Was a complete space cadet when I got home last night. Woke enough to eat some tea and babble to P on the phone but the rest is hazy. Today, the children are at their Auntie C's and Mr G will bring them home when he finishes work. Have spent the day in my PJs, done some laundry but mostly lazed about feeling muzzy and very sore. I have 4 wounds with stitches and even though they aren't big, they are sore. Then there's the actual site of the missing bit that's sore; then there's the after effects of the carbon dioxide they pump into your abdomen to open it up. The gas has to disperse and it hurts all the way to the shoulder tip! Minor stuff, but I'm a crap patient and hate being remotely incapacitated.

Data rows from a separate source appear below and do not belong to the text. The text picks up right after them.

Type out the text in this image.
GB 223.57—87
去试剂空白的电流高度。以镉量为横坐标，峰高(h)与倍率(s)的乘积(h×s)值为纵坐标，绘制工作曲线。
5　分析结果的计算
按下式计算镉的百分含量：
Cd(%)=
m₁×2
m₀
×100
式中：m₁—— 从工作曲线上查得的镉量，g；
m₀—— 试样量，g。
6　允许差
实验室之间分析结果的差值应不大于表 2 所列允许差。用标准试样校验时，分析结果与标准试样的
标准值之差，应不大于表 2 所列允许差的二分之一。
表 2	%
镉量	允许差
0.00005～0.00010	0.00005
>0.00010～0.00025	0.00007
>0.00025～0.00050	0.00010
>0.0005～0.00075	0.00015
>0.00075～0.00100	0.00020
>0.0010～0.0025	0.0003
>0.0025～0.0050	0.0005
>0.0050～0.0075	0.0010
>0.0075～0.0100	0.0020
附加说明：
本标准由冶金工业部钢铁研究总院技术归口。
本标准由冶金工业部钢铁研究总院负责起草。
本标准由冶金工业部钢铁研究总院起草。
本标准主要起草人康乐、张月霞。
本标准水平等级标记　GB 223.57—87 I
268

Tomorrow I'm off to see the GP about the depression/anxiety stuff. It's the anxiety episodes being most tricky - the crippling fear, seeing death and danger everywhere. It makes me someone I don't like very much and it makes me cross and jumpy with the kids. I don't want to be in hyperdrive all the time. I don't want to be scared to go to sleep in case I don't wake up (how bonkers is that?!). So we'll see what he reckons this time. In terms of depression, I'm faring quite well. It's May, the days and nights are lighter. I think the seasonal element is a definite factor. Plus, there's been a lot of happy stuff going on. And I made it through an operation my constant companion told me repeatedly would see me off. I get to have lovely snuggles with my little ones soon. And with my husband!